- Relator(a)
- Ministro Sérgio Kukina
- Órgão julgador
- Primeira Seção
- Data do julgamento
- 14/04/2021
- Data de publicação
- 23/04/2021
STJ – Acórdão, Rel. Ministro Sérgio Kukina, Primeira Seção, j. 14/04/2021, p. 23/04/2021
PROCESSUAL CIVIL. AGRAVO INTERNO EM PEDIDO DE UNIFORMIZAÇÃO DE INTERPRETAÇÃO DE LEI FEDERAL. CONDENAÇÃO DO ESTADO AO PAGAMENTO DE VALORES RELATIVOS A FGTS. CONTROVÉRSIA SOBRE O ÍNDICE DE CORREÇÃO MONETÁRIA APLICÁVEL. QUESTÃO DE DIREITO MATERIAL. CABIMENTO DO PUIL. EXEGESE DO ART. 18, CAPUT, DA LEI N. 12.153/2009. AGRAVO INTERNO PROVIDO. 1. Conforme disposto no art. 18, caput, da Lei n. 12.153/2009, não se presta o pedido de uniformização de interpretação de lei (PUIL) para superar divergência jurisprudencial em torno de questões de direito processual, mas apenas de direito material. 2. No caso em exame, condenado a pagar valores relativos a FGTS, busca o Estado recorrente o reconhecimento de que a atualização monetária do débito ocorra mediante a aplicação da TR, como decidido no TEMA 731 dos repetitivos do STJ (REsp 1.614.874, Rel. Ministro Benedito Gonçalves, 1ª Seção, DJe 15/05/2018), e não como decidido pela Turma Recursal de origem, que, no ponto, determinou a observância dos índices estabelecidos no TEMA 905 dos repetitivos do STJ (REsp 1.495.146/MG, Rel.
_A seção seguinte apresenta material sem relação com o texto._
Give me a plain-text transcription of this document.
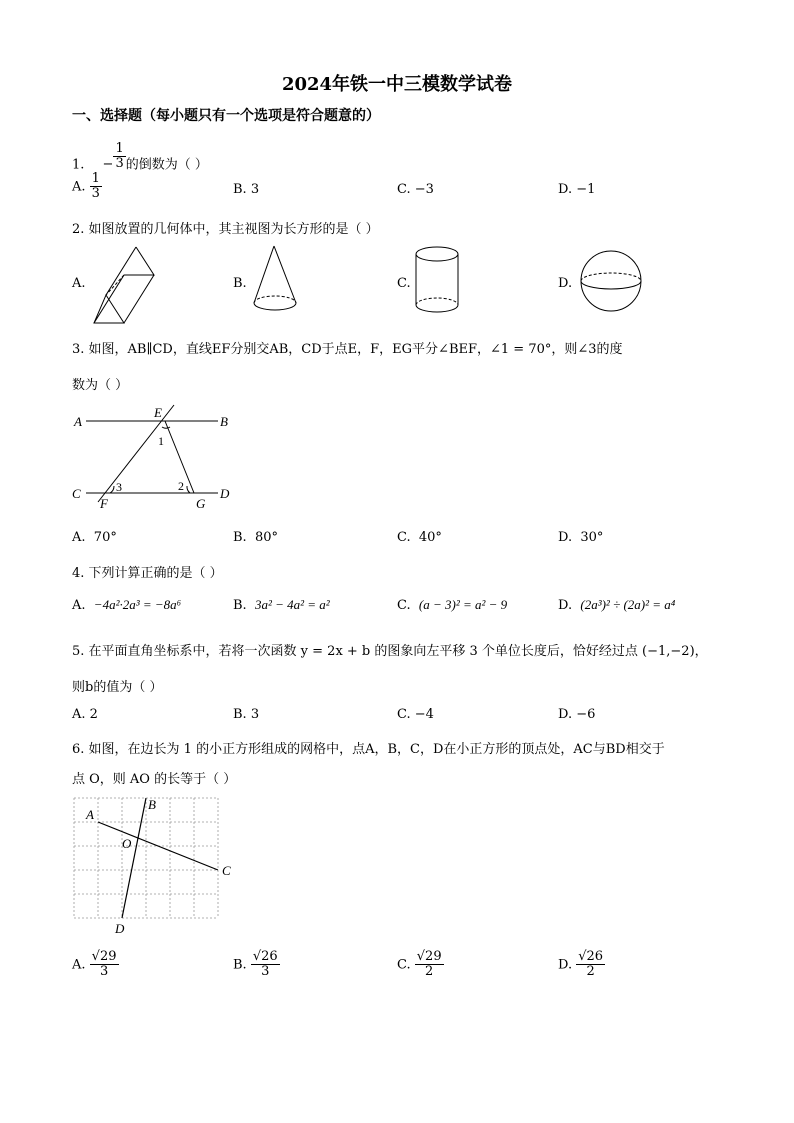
2024年铁一中三模数学试卷
一、选择题（每小题只有一个选项是符合题意的）
1. − $\frac{1}{3}$ 的倒数为（ ）
A. $\frac{1}{3}$	B. 3	C. −3	D. −1
2. 如图放置的几何体中，其主视图为长方形的是（ ）
A.	B.	C.	D.
3. 如图，AB∥CD，直线EF分别交AB，CD于点E，F，EG平分∠BEF，∠1 = 70°，则∠3的度
数为（ ）
A	B
E
1
C	3	2	D
F	G
A. 70°	B. 80°	C. 40°	D. 30°
4. 下列计算正确的是（ ）
A. −4a²·2a³ = −8a⁶	B. 3a² − 4a² = a²	C. (a − 3)² = a² − 9	D. (2a³)² ÷ (2a)² = a⁴
5. 在平面直角坐标系中，若将一次函数 y = 2x + b 的图象向左平移 3 个单位长度后，恰好经过点 (−1,−2)，
则b的值为（ ）
A. 2	B. 3	C. −4	D. −6
6. 如图，在边长为 1 的小正方形组成的网格中，点A，B，C，D在小正方形的顶点处，AC与BD相交于
点 O，则 AO 的长等于（ ）
A
B
C
D
O
A. $\frac{√29}{3}$	B. $\frac{√26}{3}$	C. $\frac{√29}{2}$	D. $\frac{√26}{2}$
Ministro Mauro Campbell Marques, 1ª Seção, DJe 02/03/2018), no que interpretou o art. 1º-F da Lei n. 9.494/1997, com a redação dada pela Lei n. 11.960/2009. 3. Portanto, não se cuida de debate em torno da fixação do termo inicial dos juros ou da correção monetária incidentes sobre o débito (questão dita processual), mas sim em torno da relevante definição do próprio índice a ser observado no respectivo cálculo (TR ou IPCA/IPCAe), cujo índice, é intuitivo, só pode ser objeto de disciplina nos domínios do direito material/substancial, não se revelando adequado que tal assunto pudesse ficar a cargo da legislação processual, a qual é vocacionada a disciplinar somente ritos e procedimentos. 4. Nessa medida, restando incontroverso que o PUIL manejado pelo Estado veicula desenganada questão de direito material, faz-se de rigor franquear-lhe o processamento e a resolução de seu mérito, a tempo e modo. 5. Agravo interno do Estado provido. (AgInt no PUIL n. 1.308/PR, relator Ministro Sérgio Kukina, Primeira Seção, julgado em 14/4/2021, DJe de 23/4/2021.)